PARIS — Voters from the eight towns in SAD 17 will deliberate and vote on a proposed $36.5 million budget Thursday night. The meeting begins at 7 p.m. in the Forum at the Oxford Hills Comprehensive High School in Paris.
The spending package is 1.2 percent more than this fiscal year but will not increase town assessments.
It must be approved by voters in a two-step process that begins Thursday with the approval of a 17-article warrant and continues next Tuesday, June 9, with a referendum. That second yes-or-no vote will reaffirm the action taken Thursday night.
Voters will only have an opportunity to see the budget numbers and amend them at Thursday night’s meeting.
“Change can only happen Thursday night,” Superintendent Mark Eastman said Tuesday. The budget can be increased or decreased, but Eastman said he will advocate for voters to stick with the Budget Committee’s number obtained after many months of work.
On Friday, school officials will deliver the final voter approved budget numbers to town halls so they can be posted at the polling places. On Tuesday, voters will be able to review the numbers again at their polling places prior to entering the voting booth, Eastman said. There will be no number attached to the ballot question. Because the budget number can change Thursday night, absentee ballots can not be turned in to the town until Friday, the day after voters approve the final number.

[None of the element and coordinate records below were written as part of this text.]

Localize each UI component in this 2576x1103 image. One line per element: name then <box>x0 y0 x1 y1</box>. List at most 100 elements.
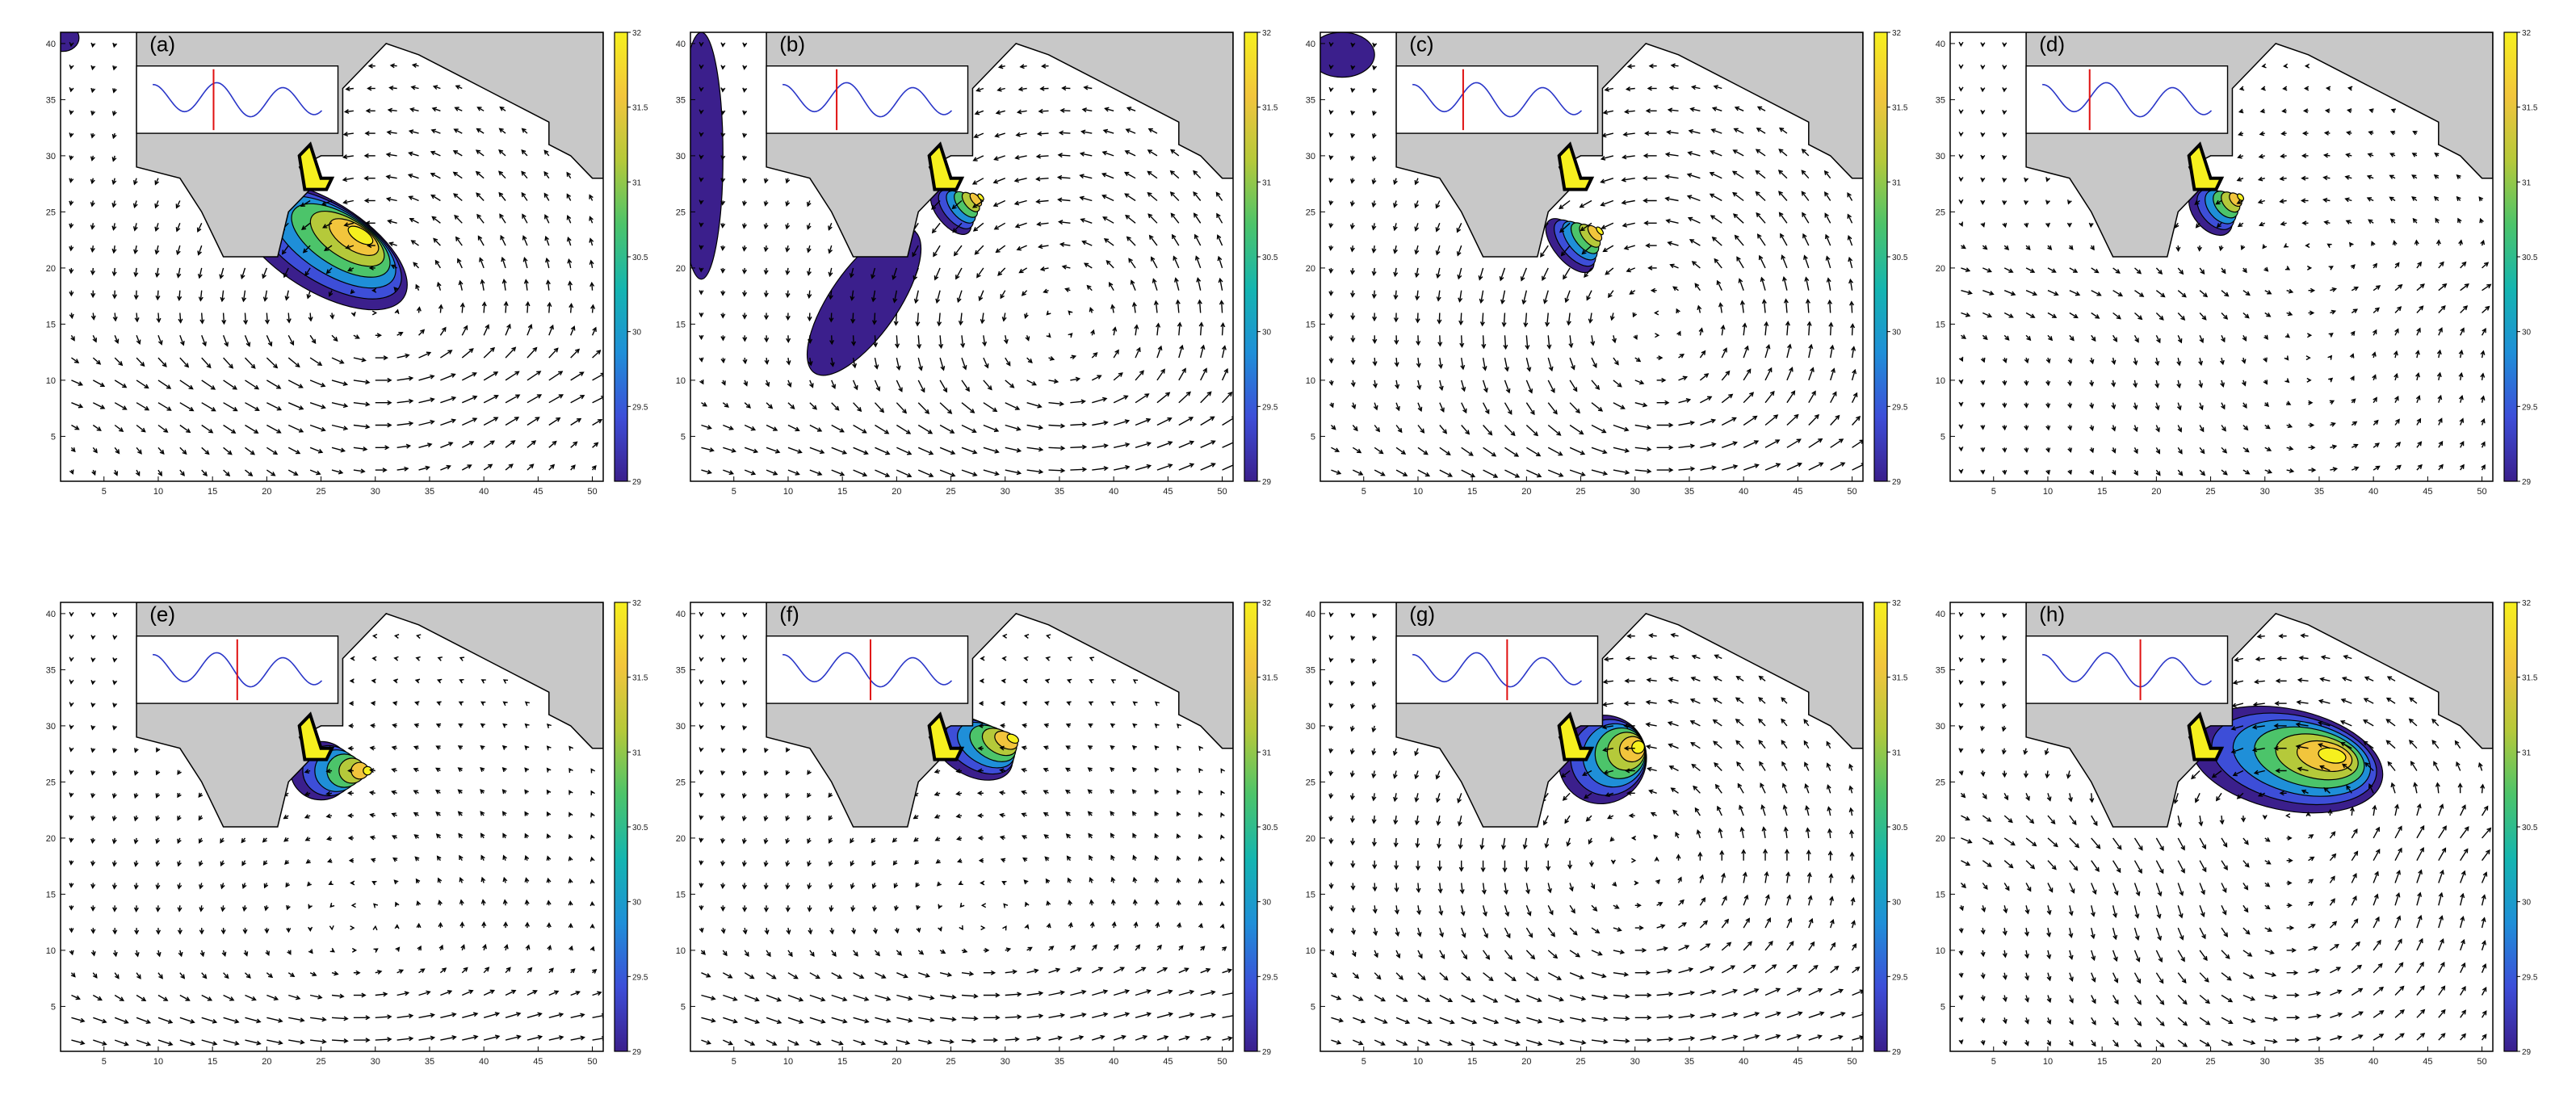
velocity-arrowhead <box>1602 247 1608 253</box>
velocity-arrowhead <box>523 279 529 284</box>
velocity-arrowhead <box>741 884 747 890</box>
velocity-arrowhead <box>745 951 749 958</box>
velocity-arrowhead <box>339 359 345 364</box>
velocity-arrow <box>1062 266 1071 269</box>
velocity-arrowhead <box>763 793 769 799</box>
velocity-arrow <box>331 469 343 474</box>
velocity-arrow <box>701 424 711 430</box>
velocity-arrow <box>1417 469 1430 477</box>
velocity-arrowhead <box>1579 430 1584 435</box>
velocity-arrow <box>939 335 942 348</box>
velocity-arrow <box>1416 267 1419 277</box>
velocity-arrow <box>2177 380 2180 388</box>
colorbar-tick-label: 29 <box>1892 478 1902 487</box>
panel-3: (c)5 10 15 20 25 30 35 40 45 50510152025303540292… <box>1306 29 1908 497</box>
velocity-arrowhead <box>546 745 552 751</box>
velocity-arrow <box>157 402 171 411</box>
x-tick-label: 10 <box>783 1057 793 1067</box>
velocity-arrow <box>114 357 123 366</box>
velocity-arrow <box>546 258 550 269</box>
velocity-arrow <box>331 447 345 452</box>
velocity-arrow <box>1015 222 1027 228</box>
velocity-arrowhead <box>1039 86 1045 91</box>
velocity-arrowhead <box>1157 944 1162 950</box>
velocity-arrowhead <box>851 341 857 346</box>
velocity-arrow <box>939 357 945 371</box>
velocity-arrow <box>114 1039 128 1046</box>
velocity-arrowhead <box>785 862 791 867</box>
velocity-arrowhead <box>480 811 485 816</box>
velocity-arrowhead <box>136 339 141 345</box>
velocity-arrowhead <box>1424 472 1431 477</box>
velocity-arrowhead <box>2072 268 2079 273</box>
velocity-arrowhead <box>699 770 704 775</box>
velocity-arrow <box>1547 447 1563 456</box>
panel-2: (b)5 10 15 20 25 30 35 40 45 50510152025303540292… <box>676 29 1278 497</box>
velocity-arrowhead <box>2111 382 2117 388</box>
velocity-arrowhead <box>1958 199 1964 205</box>
velocity-arrowhead <box>820 1019 826 1024</box>
velocity-arrow <box>409 174 419 179</box>
velocity-arrowhead <box>180 974 186 979</box>
velocity-arrowhead <box>1614 360 1619 366</box>
velocity-arrowhead <box>262 837 267 843</box>
velocity-arrowhead <box>132 226 138 232</box>
velocity-arrow <box>2003 290 2016 296</box>
velocity-arrow <box>157 357 167 367</box>
velocity-arrowhead <box>699 883 704 888</box>
velocity-arrow <box>453 150 463 157</box>
velocity-arrowhead <box>1414 179 1420 186</box>
velocity-arrow <box>1216 213 1223 224</box>
velocity-arrowhead <box>976 791 983 796</box>
velocity-arrowhead <box>2347 86 2353 91</box>
velocity-arrowhead <box>1621 177 1626 182</box>
velocity-arrowhead <box>699 860 704 866</box>
velocity-arrowhead <box>435 723 442 728</box>
velocity-arrowhead <box>1169 170 1175 175</box>
velocity-arrowhead <box>503 300 509 306</box>
velocity-arrowhead <box>972 226 979 232</box>
velocity-arrow <box>896 447 912 455</box>
velocity-arrowhead <box>388 85 394 90</box>
velocity-arrow <box>896 357 900 370</box>
velocity-arrowhead <box>503 921 509 927</box>
velocity-arrow <box>1092 444 1108 448</box>
velocity-arrowhead <box>1181 367 1186 373</box>
velocity-arrow <box>939 447 955 455</box>
velocity-arrowhead <box>1755 191 1760 196</box>
velocity-arrowhead <box>2311 468 2317 473</box>
velocity-arrowhead <box>1465 430 1471 435</box>
velocity-arrowhead <box>219 274 224 279</box>
velocity-arrowhead <box>720 929 726 934</box>
velocity-arrowhead <box>1000 858 1006 863</box>
velocity-arrowhead <box>489 346 496 352</box>
velocity-arrowhead <box>69 86 74 93</box>
velocity-arrowhead <box>1154 899 1160 905</box>
y-tick-label: 5 <box>681 432 686 442</box>
velocity-arrowhead <box>140 362 145 367</box>
velocity-arrow <box>1194 213 1202 224</box>
velocity-arrow <box>1591 469 1607 475</box>
velocity-arrow <box>1461 447 1474 456</box>
y-tick-label: 35 <box>46 665 56 675</box>
colorbar-tick-label: 32 <box>1262 29 1272 38</box>
velocity-arrow <box>1504 402 1512 415</box>
velocity-arrowhead <box>699 815 704 820</box>
velocity-arrowhead <box>2024 222 2029 229</box>
velocity-arrowhead <box>1485 409 1490 415</box>
velocity-arrowhead <box>1328 380 1334 386</box>
velocity-arrowhead <box>2439 261 2444 266</box>
velocity-arrow <box>1374 469 1385 476</box>
velocity-arrowhead <box>1104 107 1110 112</box>
velocity-arrow <box>396 1038 413 1041</box>
velocity-arrowhead <box>951 994 957 1000</box>
velocity-arrowhead <box>1046 900 1051 906</box>
velocity-arrow <box>1687 195 1701 202</box>
velocity-arrow <box>136 1017 150 1024</box>
velocity-arrowhead <box>1731 417 1737 422</box>
velocity-arrowhead <box>480 789 485 795</box>
velocity-arrowhead <box>480 701 486 707</box>
axes-frame <box>690 602 1234 1052</box>
velocity-arrowhead <box>699 792 704 798</box>
velocity-arrowhead <box>224 342 229 347</box>
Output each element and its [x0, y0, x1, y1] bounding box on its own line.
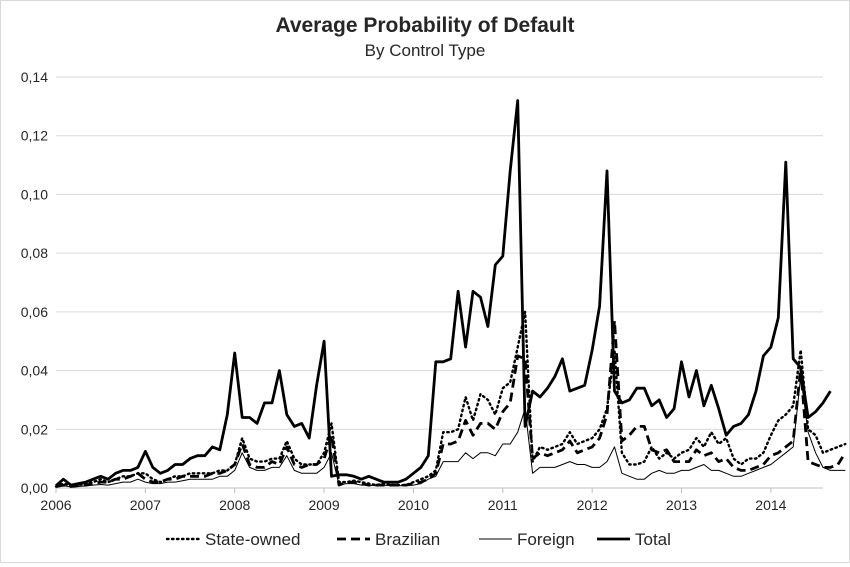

Business Manager Cathy Fanjoy said the first 11 articles on the warrant are the total budget. They detail the amount of money that will be authorized for various areas, including:
• Regular instruction, $13.7 million.
• Special education, $3.2 million.
• Career and technical education, $3.1 million.
• Transportation and buses, $2.4 million.
• School administration, $2.1 million.
• Facilities maintenance, $3.5 million.
The budget includes money for a new teaching position to address a significant increase in second-graders, the addition of a behavioral intervention program at Oxford Elementary School and the expansion of a life-skills program at the Oxford Hills Comprehensive High School.
Budget reductions were made in areas such as staff development and capital improvements to keep local taxpayers’ cost of the budget from increasing.
“We are under EPS (Essential Programs and Services) this year. Spending is less than the model calls for,” Eastman said of the state’s recommended funding formula for student education.
Voters will also be asked to authorize school officials to expend the American Recovery and Reinvestment Act money that was received earlier this year. Because this is the first time voters have had to deal with the stimulus money, Eastman said the school’s attorneys suggested that the process be as open and transparent as possible and therefore the money was made a separate line item.
Voters will also be asked to approve money needed to pay the annual debt service and authorize funding for the technical and career school budget and adult education.